Voltage-Controlled Oscillator Utilizing Inverse-Mode SiGe-HBT Biasing Circuit for the Mitigation of Single-Event Effects

Abstract

The advantages and the tradeoffs associated with the use of inverse-mode (IM) silicon–germanium (SiGe) heterojunction bipolar transistors (HBTs) biasing circuitry in radio-frequency (RF) voltage-controlled oscillators (VCOs) have been investigated and the performance of proposed VCOs (IM VCOs) is compared with VCOs with conventional forward-mode (FM) SiGe-HBTs (FM VCOs). Where the high-frequency performance of IM VCOs is inevitably degraded due to unfavorable device optimization unlike FM VCOs, IM VCOs provide acceptable low-GHz VCO circuit performance.
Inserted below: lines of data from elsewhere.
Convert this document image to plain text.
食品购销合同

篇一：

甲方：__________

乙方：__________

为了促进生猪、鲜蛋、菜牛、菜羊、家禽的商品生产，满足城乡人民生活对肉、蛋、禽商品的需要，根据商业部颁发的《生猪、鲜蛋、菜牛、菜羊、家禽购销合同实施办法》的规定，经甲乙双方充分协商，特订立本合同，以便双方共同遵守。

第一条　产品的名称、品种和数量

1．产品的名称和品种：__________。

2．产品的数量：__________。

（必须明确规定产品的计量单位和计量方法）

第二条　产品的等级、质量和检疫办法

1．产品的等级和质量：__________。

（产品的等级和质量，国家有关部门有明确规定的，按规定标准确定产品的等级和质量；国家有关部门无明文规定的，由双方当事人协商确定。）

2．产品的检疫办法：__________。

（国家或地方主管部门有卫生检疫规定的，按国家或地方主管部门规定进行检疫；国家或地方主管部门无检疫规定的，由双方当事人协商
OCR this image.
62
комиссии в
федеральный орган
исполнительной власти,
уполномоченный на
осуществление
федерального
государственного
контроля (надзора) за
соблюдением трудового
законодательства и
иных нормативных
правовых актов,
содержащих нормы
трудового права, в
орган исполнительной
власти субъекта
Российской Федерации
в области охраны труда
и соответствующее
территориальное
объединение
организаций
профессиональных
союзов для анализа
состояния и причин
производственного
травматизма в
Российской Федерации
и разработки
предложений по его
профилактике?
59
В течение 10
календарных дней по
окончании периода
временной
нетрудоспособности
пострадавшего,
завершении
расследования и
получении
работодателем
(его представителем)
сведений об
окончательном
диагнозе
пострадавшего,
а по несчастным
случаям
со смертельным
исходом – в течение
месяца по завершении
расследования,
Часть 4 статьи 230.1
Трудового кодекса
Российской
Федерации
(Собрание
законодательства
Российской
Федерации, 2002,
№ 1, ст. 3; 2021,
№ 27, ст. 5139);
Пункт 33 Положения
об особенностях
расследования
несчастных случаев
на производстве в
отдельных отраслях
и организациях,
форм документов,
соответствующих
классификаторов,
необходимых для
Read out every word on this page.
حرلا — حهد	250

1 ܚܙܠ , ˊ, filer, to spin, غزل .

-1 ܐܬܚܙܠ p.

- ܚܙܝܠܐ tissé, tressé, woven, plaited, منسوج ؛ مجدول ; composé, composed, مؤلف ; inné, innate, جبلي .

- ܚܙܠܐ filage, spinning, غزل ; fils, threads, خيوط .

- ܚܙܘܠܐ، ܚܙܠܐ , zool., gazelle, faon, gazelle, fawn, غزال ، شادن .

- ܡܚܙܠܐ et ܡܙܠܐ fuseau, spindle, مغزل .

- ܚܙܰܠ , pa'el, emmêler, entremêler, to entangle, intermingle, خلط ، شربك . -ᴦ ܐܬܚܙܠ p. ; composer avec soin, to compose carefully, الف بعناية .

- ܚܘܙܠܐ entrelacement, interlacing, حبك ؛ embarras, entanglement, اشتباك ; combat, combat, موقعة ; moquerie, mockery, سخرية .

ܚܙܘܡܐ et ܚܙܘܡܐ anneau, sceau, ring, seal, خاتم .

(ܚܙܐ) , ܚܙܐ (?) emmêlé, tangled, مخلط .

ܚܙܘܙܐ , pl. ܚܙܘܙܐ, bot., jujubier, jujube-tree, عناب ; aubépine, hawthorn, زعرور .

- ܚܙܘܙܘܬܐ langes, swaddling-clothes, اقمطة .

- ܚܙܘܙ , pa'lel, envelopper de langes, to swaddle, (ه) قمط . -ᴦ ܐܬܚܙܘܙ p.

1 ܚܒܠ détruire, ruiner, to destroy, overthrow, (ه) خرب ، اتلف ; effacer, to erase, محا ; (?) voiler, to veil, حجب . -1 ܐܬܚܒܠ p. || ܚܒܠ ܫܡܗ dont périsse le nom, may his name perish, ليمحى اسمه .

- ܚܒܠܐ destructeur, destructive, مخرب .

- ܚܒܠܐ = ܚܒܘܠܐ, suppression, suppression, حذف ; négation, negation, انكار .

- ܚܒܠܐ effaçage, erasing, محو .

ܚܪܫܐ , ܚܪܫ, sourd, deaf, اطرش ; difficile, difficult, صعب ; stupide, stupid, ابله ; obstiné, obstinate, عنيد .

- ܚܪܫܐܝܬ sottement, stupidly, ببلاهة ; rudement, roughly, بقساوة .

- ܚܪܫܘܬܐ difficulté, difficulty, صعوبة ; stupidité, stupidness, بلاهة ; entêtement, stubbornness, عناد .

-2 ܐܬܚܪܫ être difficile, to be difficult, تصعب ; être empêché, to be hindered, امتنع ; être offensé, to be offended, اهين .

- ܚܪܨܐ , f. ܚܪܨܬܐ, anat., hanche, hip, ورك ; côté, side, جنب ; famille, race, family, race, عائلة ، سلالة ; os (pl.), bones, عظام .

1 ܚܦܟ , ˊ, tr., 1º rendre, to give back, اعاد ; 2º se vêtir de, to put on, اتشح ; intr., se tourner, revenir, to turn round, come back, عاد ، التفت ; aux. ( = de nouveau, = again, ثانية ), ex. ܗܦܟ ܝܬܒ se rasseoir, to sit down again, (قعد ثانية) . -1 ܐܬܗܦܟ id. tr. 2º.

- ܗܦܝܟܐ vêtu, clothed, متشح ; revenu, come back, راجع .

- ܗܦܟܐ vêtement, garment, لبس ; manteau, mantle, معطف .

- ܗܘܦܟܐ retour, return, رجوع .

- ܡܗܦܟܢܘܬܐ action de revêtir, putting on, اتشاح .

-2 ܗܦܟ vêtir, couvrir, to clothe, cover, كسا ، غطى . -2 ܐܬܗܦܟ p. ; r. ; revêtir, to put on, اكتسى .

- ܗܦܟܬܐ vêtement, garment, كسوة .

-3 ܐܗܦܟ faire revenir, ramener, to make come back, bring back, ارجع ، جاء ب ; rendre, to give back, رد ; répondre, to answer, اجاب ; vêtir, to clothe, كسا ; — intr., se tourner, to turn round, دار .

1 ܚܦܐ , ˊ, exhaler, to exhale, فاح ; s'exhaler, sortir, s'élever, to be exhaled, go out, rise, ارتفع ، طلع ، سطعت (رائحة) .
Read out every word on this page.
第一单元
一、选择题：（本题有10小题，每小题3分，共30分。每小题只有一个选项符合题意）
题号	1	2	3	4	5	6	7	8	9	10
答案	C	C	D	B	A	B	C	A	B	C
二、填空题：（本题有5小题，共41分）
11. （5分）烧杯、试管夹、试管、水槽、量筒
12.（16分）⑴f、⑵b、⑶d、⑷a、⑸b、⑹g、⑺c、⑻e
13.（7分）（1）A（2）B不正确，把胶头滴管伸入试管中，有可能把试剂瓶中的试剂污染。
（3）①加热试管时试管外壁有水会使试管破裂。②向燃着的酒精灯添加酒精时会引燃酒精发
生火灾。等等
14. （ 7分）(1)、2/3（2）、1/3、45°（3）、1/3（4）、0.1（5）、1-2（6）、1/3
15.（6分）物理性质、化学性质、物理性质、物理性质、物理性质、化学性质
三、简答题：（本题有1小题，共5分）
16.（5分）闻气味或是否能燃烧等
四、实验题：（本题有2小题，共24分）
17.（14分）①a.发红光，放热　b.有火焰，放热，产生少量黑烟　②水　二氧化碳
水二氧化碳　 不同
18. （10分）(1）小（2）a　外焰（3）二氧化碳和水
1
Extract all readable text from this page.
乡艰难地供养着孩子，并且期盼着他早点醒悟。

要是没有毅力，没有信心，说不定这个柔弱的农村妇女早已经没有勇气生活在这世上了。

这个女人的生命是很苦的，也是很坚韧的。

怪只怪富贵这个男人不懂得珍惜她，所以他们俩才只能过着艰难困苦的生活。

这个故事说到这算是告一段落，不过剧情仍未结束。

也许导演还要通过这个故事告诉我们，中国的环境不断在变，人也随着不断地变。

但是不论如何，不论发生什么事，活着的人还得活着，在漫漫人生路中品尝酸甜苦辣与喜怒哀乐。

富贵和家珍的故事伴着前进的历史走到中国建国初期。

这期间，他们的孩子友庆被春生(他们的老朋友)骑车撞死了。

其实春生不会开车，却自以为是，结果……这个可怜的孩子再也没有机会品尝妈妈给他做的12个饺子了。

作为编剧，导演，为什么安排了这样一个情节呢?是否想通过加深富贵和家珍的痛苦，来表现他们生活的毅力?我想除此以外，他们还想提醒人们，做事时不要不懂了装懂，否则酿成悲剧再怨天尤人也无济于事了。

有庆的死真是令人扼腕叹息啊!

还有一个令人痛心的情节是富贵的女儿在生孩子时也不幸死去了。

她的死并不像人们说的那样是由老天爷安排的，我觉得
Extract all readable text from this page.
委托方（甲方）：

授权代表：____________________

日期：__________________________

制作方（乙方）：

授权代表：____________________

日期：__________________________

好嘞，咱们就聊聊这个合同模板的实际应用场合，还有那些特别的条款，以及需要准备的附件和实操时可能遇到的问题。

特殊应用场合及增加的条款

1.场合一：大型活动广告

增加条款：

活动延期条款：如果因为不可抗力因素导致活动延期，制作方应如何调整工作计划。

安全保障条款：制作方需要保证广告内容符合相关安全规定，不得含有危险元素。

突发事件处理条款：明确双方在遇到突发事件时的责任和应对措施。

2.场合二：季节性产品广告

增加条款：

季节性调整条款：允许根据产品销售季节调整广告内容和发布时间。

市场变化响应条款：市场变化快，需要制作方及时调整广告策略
In terms of single-event effects (SEEs), the IM VCOs show reduced transient peaks and duration in comparison with conventional FM VCOs. In addition, the performance of the VCOs is analyzed in terms of transient error vector magnitude (TEVM) in an RF receiver (RX) using quadrature phase-shift keying (QPSK) modulation under a radiation environment. The IM VCOs in the RX circuit show better reliability under SEEs, offering 28.2% lower TEVM at a 64 Mb/s data rate, than that of the RX circuit with conventional FM VCOs. Therefore, the application of IM SiGe-HBT biasing circuits for RF VCOs can be a viable SEE-hardening technique for space-based RF systems. The VCO prototype was fabricated using IHP 130-nm SiGe bipolar complementary metal-oxide-semiconductor (BiCMOS) technology.